CFPB Director Kathy Kraninger – during a House Financial Services Committee hearing to review the bureau Thursday – reinforced her position to no longer defend the bureau’s single-director structure in a lawsuit set to be considered by the Supreme Court in March.
In a letter sent ahead of the hearing, NAFCU Vice President of Legislative Affairs Brad Thaler suggested areas where NAFCU believes the structure and operations of the bureau could be enhanced. The association is supportive of legislation to reform the bureau’s governance structure to a bipartisan commission, as well as other reforms pursued by Congress.
Following the Supreme Court’s decision to take up the case, NAFCU President and CEO Dan Berger reiterated the association’s stance “that a commission structure at the CFPB is absolutely essential to ensuring greater transparency and accountability.”

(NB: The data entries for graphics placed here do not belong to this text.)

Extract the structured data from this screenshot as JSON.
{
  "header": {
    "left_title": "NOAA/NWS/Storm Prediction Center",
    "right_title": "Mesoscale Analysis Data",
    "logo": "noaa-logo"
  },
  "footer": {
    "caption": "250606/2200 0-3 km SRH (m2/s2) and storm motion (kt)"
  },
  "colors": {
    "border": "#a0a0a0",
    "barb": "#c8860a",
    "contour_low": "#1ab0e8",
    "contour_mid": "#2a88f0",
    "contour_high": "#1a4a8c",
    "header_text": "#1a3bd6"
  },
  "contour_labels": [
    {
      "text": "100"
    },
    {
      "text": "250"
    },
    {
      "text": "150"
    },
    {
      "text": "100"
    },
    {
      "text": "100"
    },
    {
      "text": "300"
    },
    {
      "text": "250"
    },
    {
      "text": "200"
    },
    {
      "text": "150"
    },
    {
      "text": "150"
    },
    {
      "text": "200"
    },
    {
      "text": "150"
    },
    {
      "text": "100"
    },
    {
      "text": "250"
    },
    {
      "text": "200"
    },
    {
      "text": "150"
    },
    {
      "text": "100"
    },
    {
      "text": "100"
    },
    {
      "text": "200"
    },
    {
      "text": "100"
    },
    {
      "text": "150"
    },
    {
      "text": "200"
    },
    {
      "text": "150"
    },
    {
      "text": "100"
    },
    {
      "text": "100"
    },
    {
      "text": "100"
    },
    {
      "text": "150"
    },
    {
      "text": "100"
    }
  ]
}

During Thursday’s hearing, Kraninger also discussed issues related to payday lending, indicating that the CFPB’s new rule, expected to be released in April, intends to provide more clarity. NAFCU has previously called on the bureau to extend its safe harbor under the rule to include all future payday alternative loans (PALs) products following the NCUA’s expansion of its PALs program. Members of NAFCU’s Government Affairs team met with the CFPB in December to discuss the bureau’s ongoing rulemaking efforts, including payday lending, and to share credit unions’ perspectives.